Romania is the twelfth sovereign currently rated by Standard & Poor's that has made the transition to investment grade from speculative grade. The full analysis on the Republic of Romania will be published later today on RatingsDirect, Standard & Poor's Web-based credit analysis system. The report will also be posted on Standard & Poor's public website, www.standardandpoors.com (select Credit Ratings, then select Sovereigns from the left-hand menu, then find under Credit Reports).
"The upgrade stems from the improvement in general government fiscal indicators that has occurred on the back of buoyant domestic demand," said Standard & Poor's credit analyst Moritz Kraemer. "GDP looks set to grow at almost 6% in 2005, with domestic demand expanding almost twice as rapidly."

As a result, the general government deficit will reach 1.3% of GDP, despite a comprehensive tax cut associated with the introduction of the 16% flat tax in 2005, and additional spending pressures related to the floods affecting part of the country this summer. General government debt will drop to less than 20% of GDP in 2005, well below the 'BBB' median. Sustained fiscal consolidation and parastatal budget control will lead to a stabilizing general government debt ratio.

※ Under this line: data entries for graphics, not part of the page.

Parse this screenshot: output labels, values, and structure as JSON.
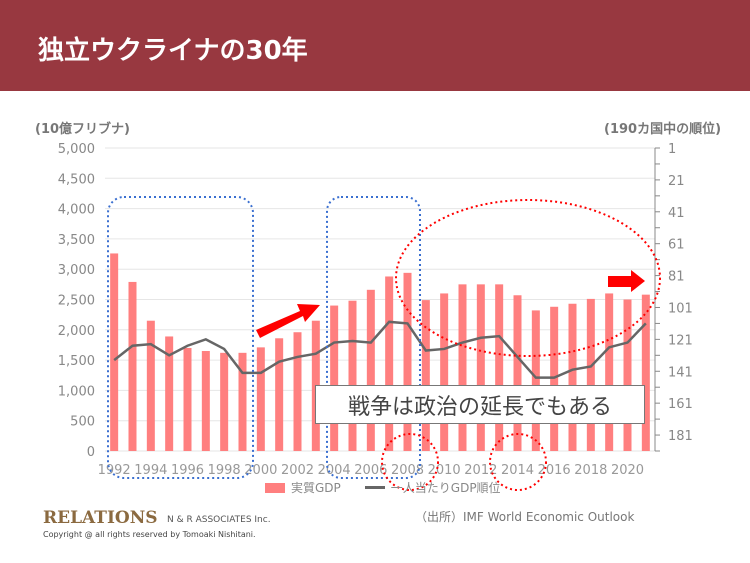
{
  "header": {
    "title": "独立ウクライナの30年"
  },
  "annotation": {
    "text": "戦争は政治の延長でもある"
  },
  "footer": {
    "logo": "RELATIONS",
    "company": "N & R ASSOCIATES Inc.",
    "copyright": "Copyright @ all rights reserved by Tomoaki Nishitani.",
    "source": "（出所）IMF World Economic Outlook"
  },
  "colors": {
    "header": "#983840",
    "bar": "#FF7F7F",
    "line": "#666666",
    "blue_box": "#3A6FD0",
    "red_mark": "#FF0000"
  },
  "chart_data": {
    "type": "bar+line",
    "title": "独立ウクライナの30年",
    "ylabel_left": "(10億フリブナ)",
    "ylabel_right": "(190カ国中の順位)",
    "ylim_left": [
      0,
      5000
    ],
    "left_ticks": [
      "5,000",
      "4,500",
      "4,000",
      "3,500",
      "3,000",
      "2,500",
      "2,000",
      "1,500",
      "1,000",
      "500",
      "0"
    ],
    "ylim_right": [
      1,
      191
    ],
    "right_ticks": [
      "1",
      "21",
      "41",
      "61",
      "81",
      "101",
      "121",
      "141",
      "161",
      "181"
    ],
    "x_tick_labels": [
      "1992",
      "1994",
      "1996",
      "1998",
      "2000",
      "2002",
      "2004",
      "2006",
      "2008",
      "2010",
      "2012",
      "2014",
      "2016",
      "2018",
      "2020"
    ],
    "categories": [
      1992,
      1993,
      1994,
      1995,
      1996,
      1997,
      1998,
      1999,
      2000,
      2001,
      2002,
      2003,
      2004,
      2005,
      2006,
      2007,
      2008,
      2009,
      2010,
      2011,
      2012,
      2013,
      2014,
      2015,
      2016,
      2017,
      2018,
      2019,
      2020,
      2021
    ],
    "series": [
      {
        "name": "実質GDP",
        "type": "bar",
        "axis": "left",
        "values": [
          3260,
          2790,
          2150,
          1890,
          1700,
          1650,
          1620,
          1620,
          1710,
          1860,
          1960,
          2150,
          2400,
          2480,
          2660,
          2880,
          2940,
          2490,
          2600,
          2750,
          2750,
          2750,
          2570,
          2320,
          2380,
          2430,
          2510,
          2600,
          2500,
          2580
        ]
      },
      {
        "name": "一人当たりGDP順位",
        "type": "line",
        "axis": "right",
        "reversed": true,
        "values": [
          134,
          125,
          124,
          131,
          125,
          121,
          127,
          142,
          142,
          135,
          132,
          130,
          123,
          122,
          123,
          110,
          111,
          128,
          127,
          123,
          120,
          119,
          132,
          145,
          145,
          140,
          138,
          126,
          123,
          111
        ]
      }
    ],
    "grid": true,
    "legend": "bottom"
  }
}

By the end of the current decade, this ratio will inch up to a moderate 22% of GDP, as GDP growth will ease toward a more sustainable 5.0% and EU-accession related spending pressures will make themselves felt.

The ratings on Romania remain constrained by institutional weaknesses, significant external imbalances, low levels of economic prosperity, and a large, albeit declining, loss-making parastatal sector.

"Romania's external imbalances are offset by its EU membership prospects, which would make the growth- and investment-enhancing economic modernization process irreversible," said Mr. Kraemer. "Furthermore, we expect that the government will take the necessary action to reduce the large current account deficit, which could reach 9% of GDP in 2005."

In this context, a prudent approach to public finances and the careful management of capital inflows and the ongoing domestic credit boom will be vital. Failure over the medium-term to effectively mitigate the vulnerabilities caused by the persistent external imbalances could bring the ratings under renewed downward pressure. A delay to EU membership to 2008 is now more likely than entry in 2007, but would not in itself put any downward pressure on the ratings on Romania.

Further improvements of the rating would hinge on policy predictability, sustainable continued real convergence with higher-rated peers, and tangible success in reducing Romania's governance problems.